Three thousand years ago, Native Americans and pioneers used a trail that stretched across Illinois from Kaskaskia in the south to Peoria in the north. These early travelers used the trail for hunting, trade, and war. Over time, with the development of cities and highways, the trail faded away, but a trace of what it used to be remains. MS/LIS student Anna Sielaff is bringing the history of the trail to life through her project, "Relive the True Mother Road: The Edwards Trace."
For the project, Sielaff created an interactive story map using the online geographic information system ESRI ArcGIS. Users can retrace the trail by visiting the towns it went through many years ago, similar to what has been done for Route 66. The story map includes photos, videos, maps, and other digital resources that help tell the story of the Edwards Trace.
"The purpose of this project is not only to preserve the history of the Edwards Trace, but also to encourage users to travel and become familiar with the history of Illinois as a whole," said Sielaff, who holds a BA in history from Concordia University Chicago. "Before Illinois became a state, the land played crucial roles in our nation's history, such as being involved in the Revolutionary War and the War of 1812. These battles took place on the Edwards Trace. There are portions of the trace that are still visible!"
One of the portions of the trace still visible is in Lincoln, Illinois, where Sielaff was born and raised. She first researched the Edwards Trace in the seventh grade for a history fair project. Her interest in the old trail continued over the years, and when it came time to work on a final project for her Museum Informatics (IS 426) course with Professor Michael Twidale, Sielaff knew that she wanted her topic to be the Edwards Trace. This past summer, she and her friend Sam Lechowicz (MS/LIS '21) retraced the whole trail. She started a travel blog called "Ms. History Buff" to blog her travels.

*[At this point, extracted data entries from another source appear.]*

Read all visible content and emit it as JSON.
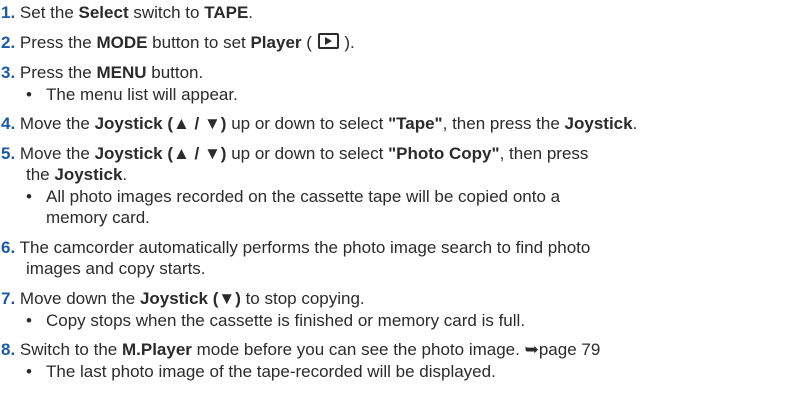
{
  "steps": [
    {
      "num": "1.",
      "t1": " Set the ",
      "b1": "Select",
      "t2": " switch to ",
      "b2": "TAPE",
      "t3": "."
    },
    {
      "num": "2.",
      "t1": " Press the ",
      "b1": "MODE",
      "t2": " button to set ",
      "b2": "Player",
      "t3": " (",
      "icon": "play-mode-icon",
      "t4": ")."
    },
    {
      "num": "3.",
      "t1": " Press the ",
      "b1": "MENU",
      "t2": " button.",
      "bullet": "The menu list will appear."
    },
    {
      "num": "4.",
      "t1": " Move the ",
      "b1": "Joystick (▲ / ▼)",
      "t2": " up or down to select ",
      "b2": "\"Tape\"",
      "t3": ", then press the ",
      "b3": "Joystick",
      "t4": "."
    },
    {
      "num": "5.",
      "t1": " Move the ",
      "b1": "Joystick (▲ / ▼)",
      "t2": " up or down to select ",
      "b2": "\"Photo Copy\"",
      "t3": ", then press",
      "c1": "the ",
      "cb1": "Joystick",
      "c2": ".",
      "bullet": "All photo images recorded on the cassette tape will be copied onto a",
      "bullet_cont": "memory card."
    },
    {
      "num": "6.",
      "t1": " The camcorder automatically performs the photo image search to find photo",
      "c1": "images and copy starts."
    },
    {
      "num": "7.",
      "t1": " Move down the ",
      "b1": "Joystick (▼)",
      "t2": " to stop copying.",
      "bullet": "Copy stops when the cassette is finished or memory card is full."
    },
    {
      "num": "8.",
      "t1": " Switch to the ",
      "b1": "M.Player",
      "t2": " mode before you can see the photo image. ",
      "arrow": "➥",
      "t3": "page 79",
      "bullet": "The last photo image of the tape-recorded will be displayed."
    }
  ],
  "bullet_glyph": "•"
}
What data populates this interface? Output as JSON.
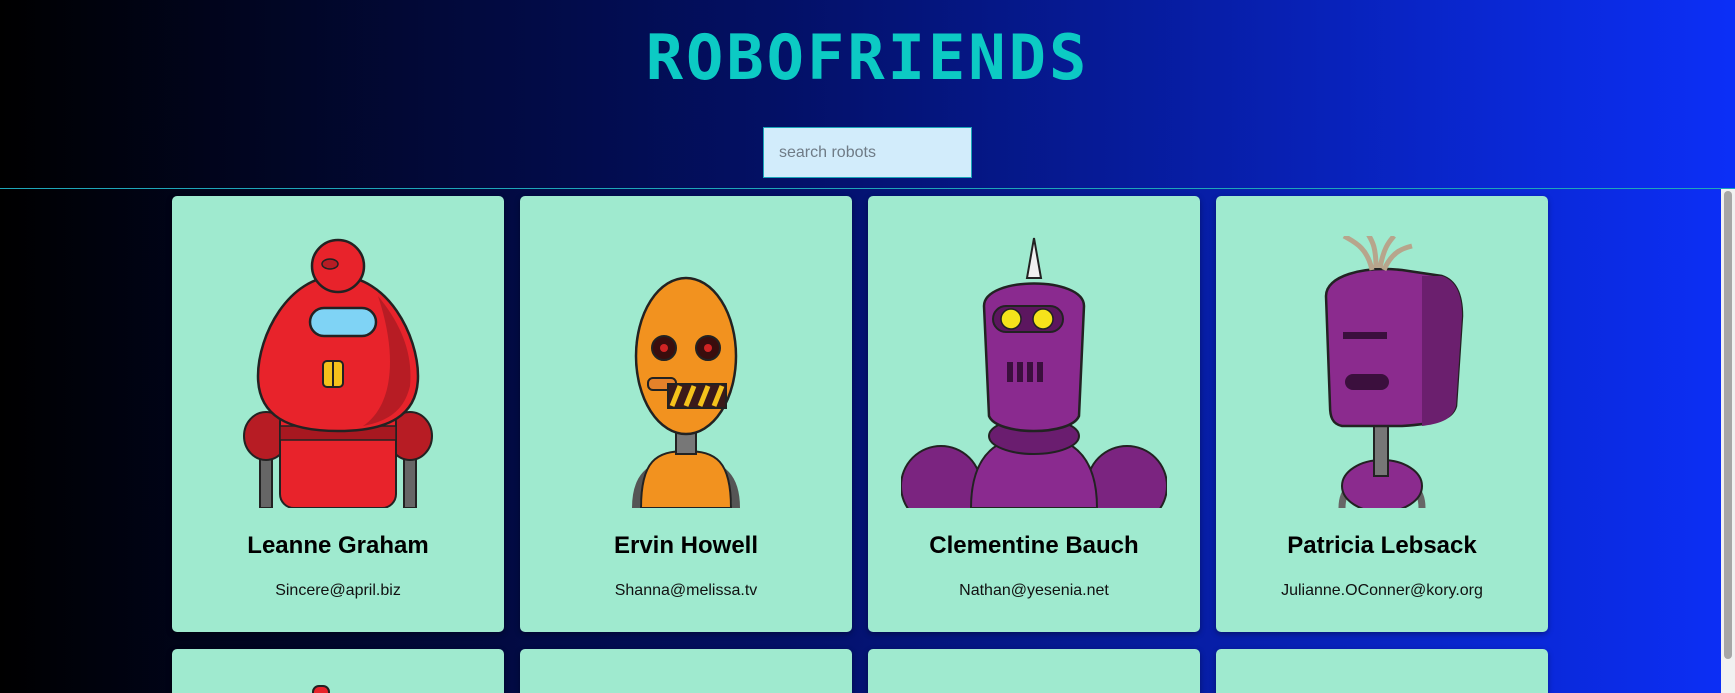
{
  "header": {
    "title": "ROBOFRIENDS"
  },
  "search": {
    "placeholder": "search robots",
    "value": ""
  },
  "robots": [
    {
      "name": "Leanne Graham",
      "email": "Sincere@april.biz",
      "color": "#e8232b"
    },
    {
      "name": "Ervin Howell",
      "email": "Shanna@melissa.tv",
      "color": "#f2921f"
    },
    {
      "name": "Clementine Bauch",
      "email": "Nathan@yesenia.net",
      "color": "#8a2a8f"
    },
    {
      "name": "Patricia Lebsack",
      "email": "Julianne.OConner@kory.org",
      "color": "#8b2b8e"
    }
  ],
  "colors": {
    "card": "#9feacf",
    "title": "#0ccac4",
    "search_bg": "#d2ecfb"
  }
}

"The goal of my blog is to encourage users to travel, learn, and preserve history," she said. "What makes 'Ms. History Buff' different from most blogs is that it gives smaller communities a voice to tell their stories."
Sielaff credits the iSchool with not only providing her with the skills to use a variety of library databases and preservation procedures but also giving her confidence in her abilities. On October 6, she presented her interactive story map at the 24th Annual Illinois History Conference at the Abraham Lincoln Presidential Library and Museum.
Sielaff's work on this project has inspired her to develop programs aimed at preserving and promoting historical information through community outreach. Following graduation, she would like to work as a museum educator and community engagement coordinator or museum curator.
"Taking Museum Informatics pushed me to step out of my comfort zone and to trust my abilities working with technologies," said Sielaff. "It's amazing to think that my prototype [of the Edwards Trace story map] is a functioning program now after two years of work!"